Progress is impossible without change

Published: 31 August 2023


If Organ Gasetswele Serema (45) was afraid of change, he would not have been the successful farmer he is today. Organ was mentored by his late father Petrus from a very young age. Petrus was one of the top farmers of the old Bophuthatswana and ignited this passion for farming in his son. They worked side by side when Organ started farming with his father in 2001. ‘Even though my father was a very good farmer, the methods he used was old. The implements were old and old hybrids were planted.’

Organ says that after his paths crossed with Grain SA, he started developing into a better farmer. He says that Grain SA played a huge part in his progress and success – especially as the information and training he received through the study group sessions opened his eyes to more advanced agricultural practices.

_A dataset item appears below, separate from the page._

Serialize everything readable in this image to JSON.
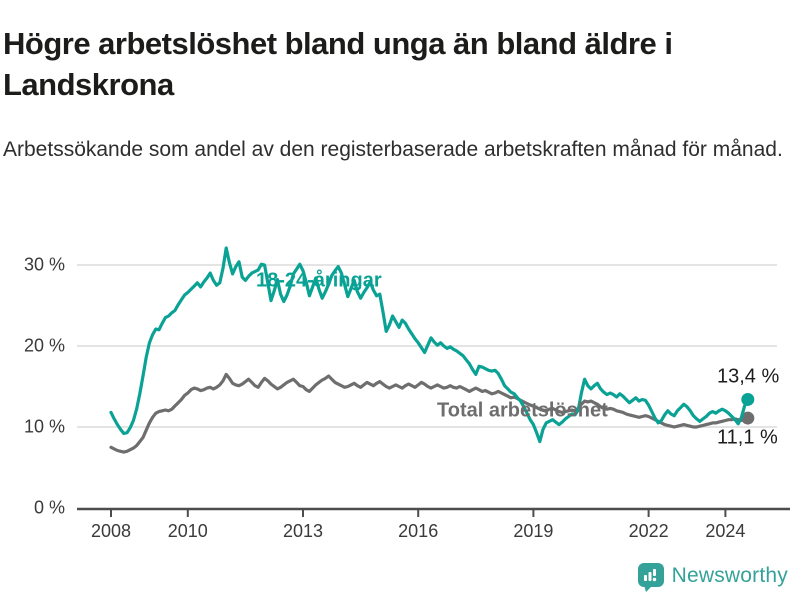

‘Grain SA taught me new methods of farming and once I started applying these new methods, I saw a big difference in my crops. When I started farming, I was still using old methods, so my yield on maize was about 2 t/ha and about 0,5 t/ha on sunflower. Currently my respective yields are about 3 t/ha on maize and 1,5 t/ha on sunflower. It just shows that sometimes you need to change to improve.’

The on-farm support and mentoring he receives from Du Toit van der Westhuizen, regional development manager in North West, has been of inestimable value. ‘I met Du Toit in 2014 and he has been an amazing mentor. He is very involved in my farming operation. If I have a problem, I let him know – and when I look again, he is on the farm to help me.’

Organ recently introduced soybean and dry bean production to his farming enterprise and is planting about 190 ha in total in a crop rotation system. He is part of the Schoeman Group’s Zamukele project, so his dry white beans are delivered to the bean plant in Delmas on a contract basis.


Why did you become a farmer?
I was raised in a farming environment and my late father played a huge role in my career choice. He introduced me to farming and I saw that one can make a living out of farming if you put your mind to it and work hard. My father was the one who motivated me to apply for a lease from the Department of Agriculture, Land Reform and Rural Development. Unfortunately, he passed away shortly before I moved onto Bethlehem Farm.

What is the best thing about farming?
It is wonderful to know that what I am doing is making a difference in the country – I am part of the chain that feeds the nation. The fact that I contribute to food security in South Africa, motivates me to continue farming.

And the most difficult?
Access to funding remains a struggle and then the things we have no control over, like the weather, make farming difficult. One year there is too much rain, the next year too little. You never know what to expect – you just have to keep on doing your best. There will be struggles in life, one just can’t quit.

What is your dream for the future?
My biggest dream is to own my farm and not just lease it from the department. I want to hold the title deed for my own farm that I bought in my hands. And one day I would like to be more than just a commercial farmer, but a manufacturer too – I would like to manufacture and package my own products like sunflower oil and maize meal.


Farm: Bethlehem Farm
Nearest town: Lichtenburg
Region: North West
Size: 270 ha of arable land
Type: Mainly crops – plants maize, sunflower, soybeans and dry beans in a crop rotation system. Owns 30 sheep which are sold on the informal market to generate an additional income.


  • Joined Grain SA in 2004
  • Chairman of the Itsoseng study group
  • 250 Ton Club graduate

Training courses completed:
Organ has completed several of the courses, including the following:

  • Introduction courses to maize, sunflower, soybean and sorghum production
  • The advanced courses in maize and sunflower production and marketing
  • Business ethics and farm management
  • Maintenance on tractors and farm implements

A mentor’s view:
Du Toit van der Westhuizen, regional development manager, says Organ is a dedicated, hard-working farmer who likes keeping busy. He is also a problem solver who is not fazed when faced with challenges.